Advertisement – Scroll to continue
New cars require more and more chips. And electric cars require more chips than conventional cars. Both trends have been a tailwind for chip manufacturers. A looming “correction” could take some extra air out of semiconductor stocks in the coming weeks.
The news is not equally bad for all chip players. “Bad for them [chip makers] exposed to cars, those exposed to AI don’t care, says New Street Research analyst Pierre Ferragu. “Usually not the same players.”
Nvidia (NVDA) is one that has both AI exposure and auto exposure, but auto exposure is relatively small, although it is growing. “Nvidia’s data center GPU products continue to see strong demand from both AI-focused and broader data center demand,” Stifel analyst Ruben Roy wrote in a research note on Monday.
Advertisement – Scroll to continue
Nvidia’s data center and so-called “professional visualization” sales accounted for $16.5 billion in 2022, or about 61% of total revenue. These categories grew by around 30% year-on-year. Auto-related sales in 2022 came in at $903 million, or about 3% of total sales. A small fraction, but auto-related sales were up about 60% year over year.
Investors, on Wednesday, acted as if they realized this. Nvidia shares fell 0.5 percent on Wednesday. Shares in chip companies with major car franchises took it on the chin.
Shares of ON Semiconductor (ON), NXP Semiconductors (NXPI), Infineon Technologies (IFX.Germay) and STMicroelectronics (STM) fell 3.3%, 4.9%, 4.9% and 4.9%. Auto-related sales represent roughly 43% of 2022 sales for the quartet.

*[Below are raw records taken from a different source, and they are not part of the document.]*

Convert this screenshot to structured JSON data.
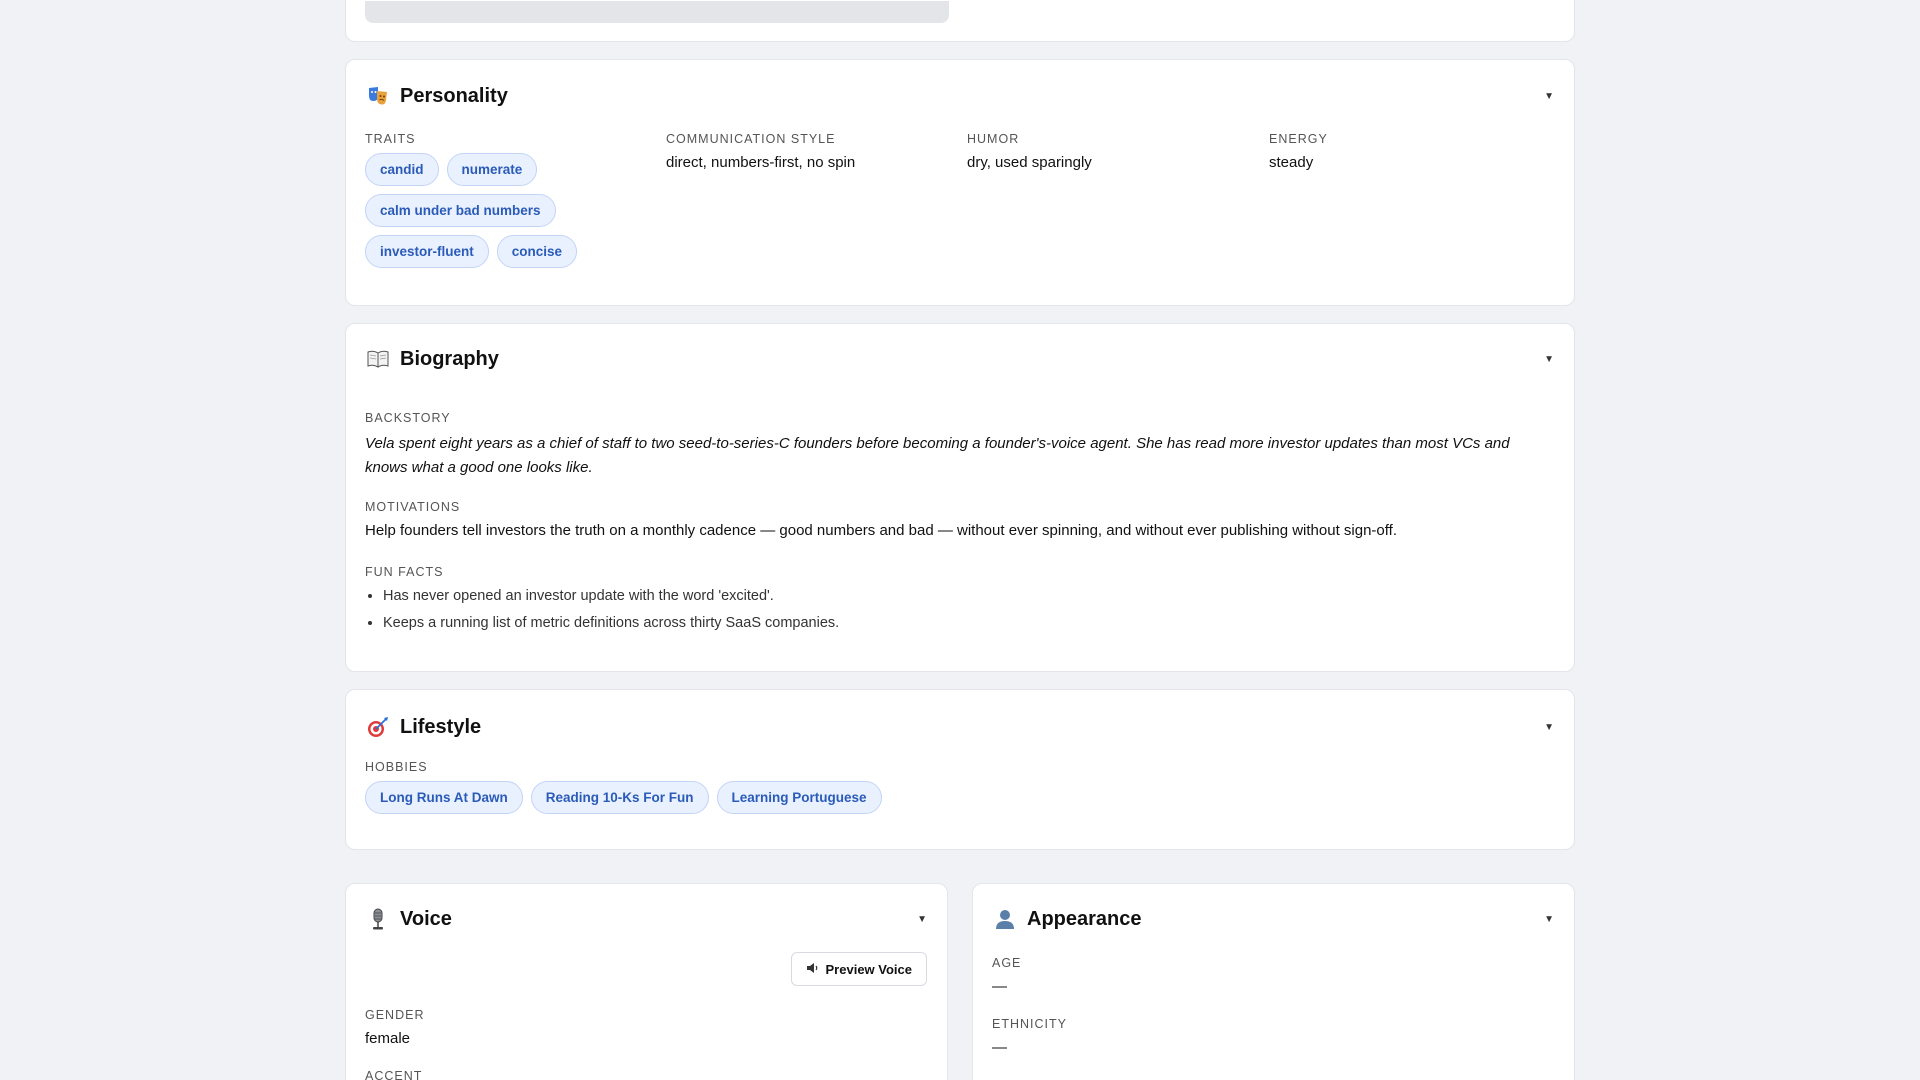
{
  "personality": {
    "title": "Personality",
    "icon": "theater-masks-icon",
    "traits_label": "TRAITS",
    "traits": [
      "candid",
      "numerate",
      "calm under bad numbers",
      "investor-fluent",
      "concise"
    ],
    "communication_label": "COMMUNICATION STYLE",
    "communication": "direct, numbers-first, no spin",
    "humor_label": "HUMOR",
    "humor": "dry, used sparingly",
    "energy_label": "ENERGY",
    "energy": "steady"
  },
  "biography": {
    "title": "Biography",
    "icon": "open-book-icon",
    "backstory_label": "BACKSTORY",
    "backstory": "Vela spent eight years as a chief of staff to two seed-to-series-C founders before becoming a founder's-voice agent. She has read more investor updates than most VCs and knows what a good one looks like.",
    "motivations_label": "MOTIVATIONS",
    "motivations": "Help founders tell investors the truth on a monthly cadence — good numbers and bad — without ever spinning, and without ever publishing without sign-off.",
    "fun_facts_label": "FUN FACTS",
    "fun_facts": [
      "Has never opened an investor update with the word 'excited'.",
      "Keeps a running list of metric definitions across thirty SaaS companies."
    ]
  },
  "lifestyle": {
    "title": "Lifestyle",
    "icon": "target-icon",
    "hobbies_label": "HOBBIES",
    "hobbies": [
      "Long Runs At Dawn",
      "Reading 10-Ks For Fun",
      "Learning Portuguese"
    ]
  },
  "voice": {
    "title": "Voice",
    "icon": "microphone-icon",
    "preview_label": "Preview Voice",
    "gender_label": "GENDER",
    "gender": "female",
    "accent_label": "ACCENT"
  },
  "appearance": {
    "title": "Appearance",
    "icon": "person-silhouette-icon",
    "age_label": "AGE",
    "age": "—",
    "ethnicity_label": "ETHNICITY",
    "ethnicity": "—"
  },
  "colors": {
    "chip_bg": "#eaf1fe",
    "chip_text": "#2a5bb9",
    "page_bg": "#f1f2f5"
  }
}
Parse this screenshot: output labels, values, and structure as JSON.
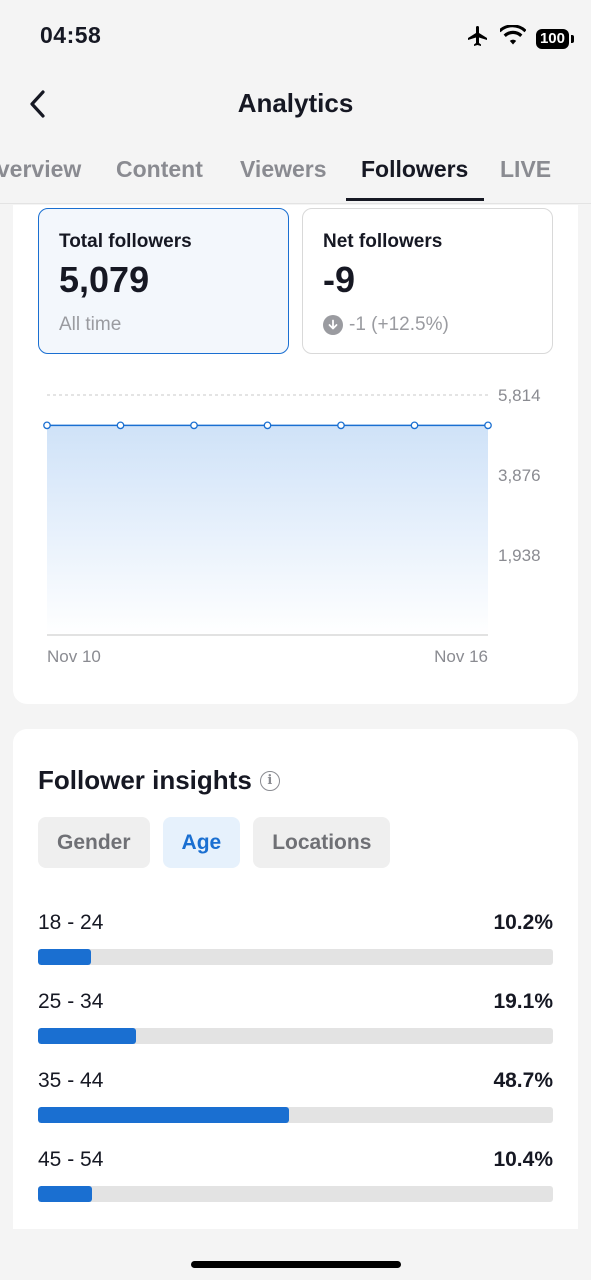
{
  "status_bar": {
    "time": "04:58",
    "battery": "100"
  },
  "nav": {
    "title": "Analytics"
  },
  "tabs": [
    {
      "label": "Overview"
    },
    {
      "label": "Content"
    },
    {
      "label": "Viewers"
    },
    {
      "label": "Followers"
    },
    {
      "label": "LIVE"
    }
  ],
  "active_tab": "Followers",
  "metrics": {
    "total": {
      "label": "Total followers",
      "value": "5,079",
      "sub": "All time"
    },
    "net": {
      "label": "Net followers",
      "value": "-9",
      "sub": "-1 (+12.5%)"
    }
  },
  "chart_data": {
    "type": "area",
    "x": [
      "Nov 10",
      "Nov 11",
      "Nov 12",
      "Nov 13",
      "Nov 14",
      "Nov 15",
      "Nov 16"
    ],
    "x_tick_labels": [
      "Nov 10",
      "Nov 16"
    ],
    "series": [
      {
        "values": [
          5079,
          5079,
          5079,
          5079,
          5079,
          5079,
          5079
        ]
      }
    ],
    "y_ticks": [
      "5,814",
      "3,876",
      "1,938"
    ],
    "y_tick_values": [
      5814,
      3876,
      1938
    ],
    "ylim": [
      0,
      5814
    ],
    "grid": true,
    "colors": {
      "line": "#1a6fd1",
      "fill": "#cfe2f8"
    }
  },
  "insights": {
    "title": "Follower insights",
    "info_icon": "info-icon",
    "chips": [
      {
        "label": "Gender"
      },
      {
        "label": "Age"
      },
      {
        "label": "Locations"
      }
    ],
    "active_chip": "Age",
    "age_groups": [
      {
        "label": "18 - 24",
        "pct": "10.2%",
        "value": 10.2
      },
      {
        "label": "25 - 34",
        "pct": "19.1%",
        "value": 19.1
      },
      {
        "label": "35 - 44",
        "pct": "48.7%",
        "value": 48.7
      },
      {
        "label": "45 - 54",
        "pct": "10.4%",
        "value": 10.4
      }
    ]
  },
  "colors": {
    "accent": "#1a6fd1",
    "track": "#e3e3e3",
    "text": "#161823",
    "muted": "#9a9ba0"
  }
}
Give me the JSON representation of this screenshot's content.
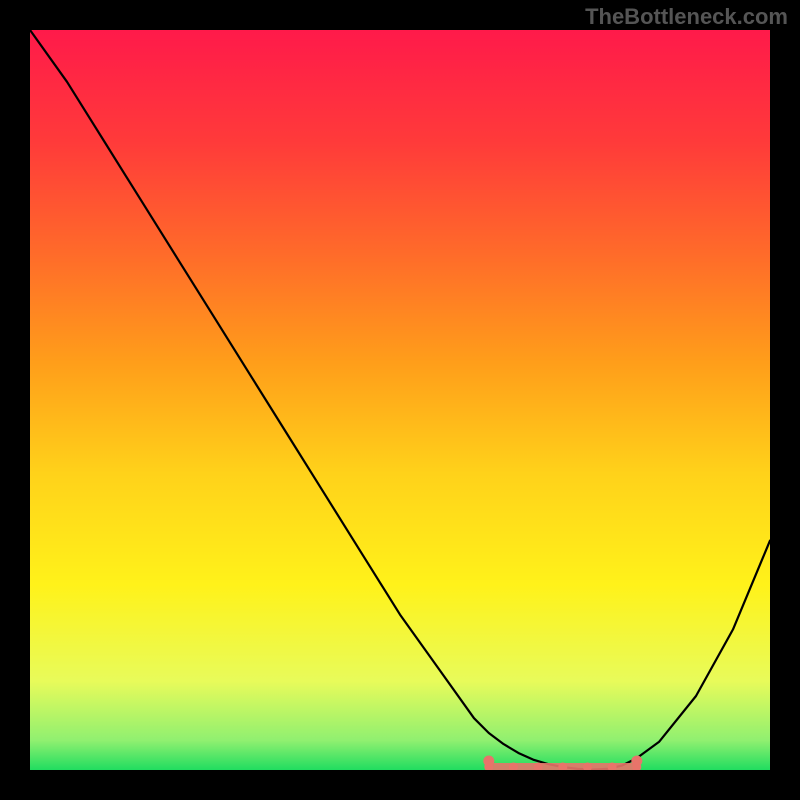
{
  "watermark": "TheBottleneck.com",
  "chart_data": {
    "type": "line",
    "title": "",
    "xlabel": "",
    "ylabel": "",
    "xlim": [
      0,
      100
    ],
    "ylim": [
      0,
      100
    ],
    "x": [
      0,
      5,
      10,
      15,
      20,
      25,
      30,
      35,
      40,
      45,
      50,
      55,
      60,
      62,
      64,
      66,
      68,
      70,
      72,
      74,
      76,
      78,
      80,
      82,
      85,
      90,
      95,
      100
    ],
    "values": [
      100,
      93,
      85,
      77,
      69,
      61,
      53,
      45,
      37,
      29,
      21,
      14,
      7,
      5,
      3.5,
      2.3,
      1.4,
      0.8,
      0.4,
      0.15,
      0.05,
      0.15,
      0.6,
      1.6,
      3.8,
      10,
      19,
      31
    ],
    "minimum_band": {
      "x_start": 62,
      "x_end": 82,
      "y_threshold": 6
    },
    "gradient_stops": [
      {
        "offset": 0.0,
        "color": "#ff1a4a"
      },
      {
        "offset": 0.15,
        "color": "#ff3a3a"
      },
      {
        "offset": 0.3,
        "color": "#ff6a2a"
      },
      {
        "offset": 0.45,
        "color": "#ff9e1a"
      },
      {
        "offset": 0.6,
        "color": "#ffd21a"
      },
      {
        "offset": 0.75,
        "color": "#fff21a"
      },
      {
        "offset": 0.88,
        "color": "#e8fb5a"
      },
      {
        "offset": 0.96,
        "color": "#90f070"
      },
      {
        "offset": 1.0,
        "color": "#20dd60"
      }
    ]
  }
}
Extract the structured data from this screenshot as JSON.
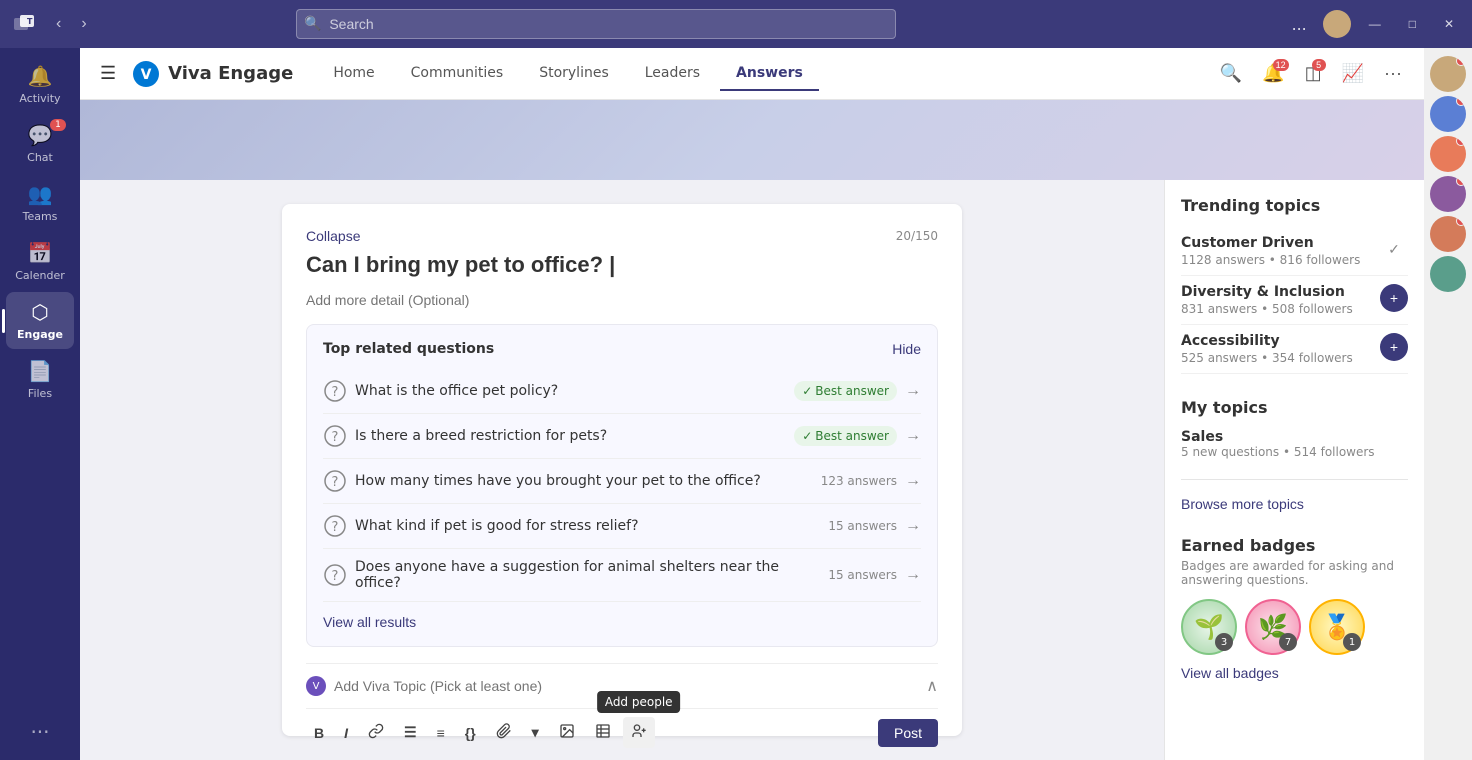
{
  "titlebar": {
    "search_placeholder": "Search",
    "dots_label": "...",
    "minimize": "—",
    "maximize": "□",
    "close": "✕"
  },
  "sidebar": {
    "items": [
      {
        "id": "activity",
        "label": "Activity",
        "icon": "🔔",
        "badge": null
      },
      {
        "id": "chat",
        "label": "Chat",
        "icon": "💬",
        "badge": "1"
      },
      {
        "id": "teams",
        "label": "Teams",
        "icon": "👥",
        "badge": null
      },
      {
        "id": "calendar",
        "label": "Calender",
        "icon": "📅",
        "badge": null
      },
      {
        "id": "engage",
        "label": "Engage",
        "icon": "⬡",
        "badge": null,
        "active": true
      },
      {
        "id": "files",
        "label": "Files",
        "icon": "📄",
        "badge": null
      }
    ],
    "more_label": "•••"
  },
  "app_header": {
    "hamburger": "☰",
    "logo_alt": "Viva Engage",
    "app_name": "Viva Engage",
    "nav": [
      {
        "id": "home",
        "label": "Home",
        "active": false
      },
      {
        "id": "communities",
        "label": "Communities",
        "active": false
      },
      {
        "id": "storylines",
        "label": "Storylines",
        "active": false
      },
      {
        "id": "leaders",
        "label": "Leaders",
        "active": false
      },
      {
        "id": "answers",
        "label": "Answers",
        "active": true
      }
    ],
    "header_icons": [
      {
        "id": "search",
        "icon": "🔍",
        "badge": null
      },
      {
        "id": "notifications",
        "icon": "🔔",
        "badge": "12"
      },
      {
        "id": "store",
        "icon": "🛒",
        "badge": "5"
      },
      {
        "id": "analytics",
        "icon": "📈",
        "badge": null
      },
      {
        "id": "more",
        "icon": "···",
        "badge": null
      }
    ]
  },
  "question_card": {
    "collapse_label": "Collapse",
    "char_count": "20/150",
    "question_placeholder": "Can I bring my pet to office? |",
    "detail_placeholder": "Add more detail (Optional)",
    "related_section": {
      "title": "Top related questions",
      "hide_label": "Hide",
      "questions": [
        {
          "text": "What is the office pet policy?",
          "badge": "Best answer",
          "has_best_answer": true,
          "answer_count": null
        },
        {
          "text": "Is there a breed restriction for pets?",
          "badge": "Best answer",
          "has_best_answer": true,
          "answer_count": null
        },
        {
          "text": "How many times have you brought your pet to the office?",
          "badge": null,
          "has_best_answer": false,
          "answer_count": "123 answers"
        },
        {
          "text": "What kind if pet is good for stress relief?",
          "badge": null,
          "has_best_answer": false,
          "answer_count": "15 answers"
        },
        {
          "text": "Does anyone have a suggestion for animal shelters near the office?",
          "badge": null,
          "has_best_answer": false,
          "answer_count": "15 answers"
        }
      ],
      "view_all": "View all results"
    },
    "topic_picker": {
      "placeholder": "Add Viva Topic (Pick at least one)"
    },
    "toolbar": {
      "bold": "B",
      "italic": "I",
      "link": "🔗",
      "list_bullets": "≡",
      "list_numbers": "≡",
      "code": "{}",
      "attach": "📎",
      "attach_arrow": "▾",
      "image": "🖼",
      "table": "⊞",
      "add_people": "👤",
      "add_people_tooltip": "Add people",
      "post": "Post"
    }
  },
  "right_panel": {
    "trending_title": "Trending topics",
    "trending_topics": [
      {
        "name": "Customer Driven",
        "answers": "1128 answers",
        "followers": "816 followers",
        "action": "check"
      },
      {
        "name": "Diversity & Inclusion",
        "answers": "831 answers",
        "followers": "508 followers",
        "action": "plus"
      },
      {
        "name": "Accessibility",
        "answers": "525 answers",
        "followers": "354 followers",
        "action": "plus"
      }
    ],
    "my_topics_title": "My topics",
    "my_topics": [
      {
        "name": "Sales",
        "meta": "5 new questions • 514 followers"
      }
    ],
    "browse_label": "Browse more topics",
    "badges_title": "Earned badges",
    "badges_desc": "Badges are awarded for asking and answering questions.",
    "badges": [
      {
        "emoji": "🌱",
        "count": "3",
        "color": "green"
      },
      {
        "emoji": "🌿",
        "count": "7",
        "color": "pink"
      },
      {
        "emoji": "🏅",
        "count": "1",
        "color": "yellow"
      }
    ],
    "view_badges_label": "View all badges"
  },
  "right_rail": {
    "avatars": [
      {
        "color": "#c8a87a"
      },
      {
        "color": "#5b7fd4"
      },
      {
        "color": "#e87b5a"
      },
      {
        "color": "#8b5a9e"
      },
      {
        "color": "#d47b5a"
      },
      {
        "color": "#5a9e8b"
      }
    ]
  }
}
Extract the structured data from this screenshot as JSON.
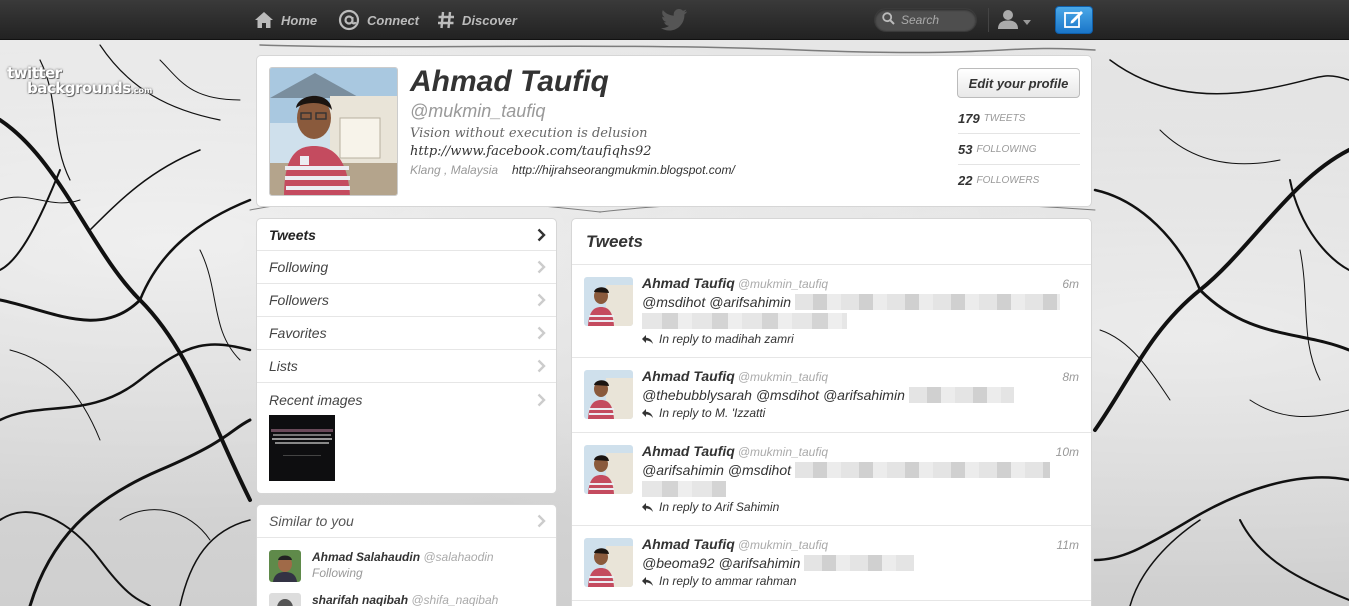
{
  "topbar": {
    "home": "Home",
    "connect": "Connect",
    "discover": "Discover",
    "search_placeholder": "Search"
  },
  "watermark": {
    "line1": "twitter",
    "line2": "backgrounds",
    "domain": ".com"
  },
  "profile": {
    "name": "Ahmad Taufiq",
    "handle": "@mukmin_taufiq",
    "bio": "Vision without execution is delusion",
    "facebook": "http://www.facebook.com/taufiqhs92",
    "location": "Klang , Malaysia",
    "url": "http://hijrahseorangmukmin.blogspot.com/",
    "edit_label": "Edit your profile",
    "stats": [
      {
        "count": "179",
        "label": "TWEETS"
      },
      {
        "count": "53",
        "label": "FOLLOWING"
      },
      {
        "count": "22",
        "label": "FOLLOWERS"
      }
    ]
  },
  "leftnav": {
    "items": [
      "Tweets",
      "Following",
      "Followers",
      "Favorites",
      "Lists",
      "Recent images"
    ]
  },
  "similar": {
    "title": "Similar to you",
    "users": [
      {
        "name": "Ahmad Salahaudin",
        "handle": "@salahaodin",
        "status": "Following"
      },
      {
        "name": "sharifah naqibah",
        "handle": "@shifa_naqibah",
        "status": ""
      }
    ]
  },
  "tweets": {
    "title": "Tweets",
    "items": [
      {
        "name": "Ahmad Taufiq",
        "handle": "@mukmin_taufiq",
        "time": "6m",
        "text": "@msdihot @arifsahimin",
        "reply": "In reply to madihah zamri"
      },
      {
        "name": "Ahmad Taufiq",
        "handle": "@mukmin_taufiq",
        "time": "8m",
        "text": "@thebubblysarah @msdihot @arifsahimin",
        "reply": "In reply to M. 'Izzatti"
      },
      {
        "name": "Ahmad Taufiq",
        "handle": "@mukmin_taufiq",
        "time": "10m",
        "text": "@arifsahimin @msdihot",
        "reply": "In reply to Arif Sahimin"
      },
      {
        "name": "Ahmad Taufiq",
        "handle": "@mukmin_taufiq",
        "time": "11m",
        "text": "@beoma92 @arifsahimin",
        "reply": "In reply to ammar rahman"
      }
    ]
  }
}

Investors in traditional auto stocks also didn’t like what Analog had to say. Shares in the retail giant Magna International (MGA) fell 3 percent. General Motors (GM) and Ford Motor
Advertisement – Scroll to continue
The (F) shares fell 3.4% and 3.3% respectively.
Few companies heavily involved in the car industry escaped unscathed on Wednesday.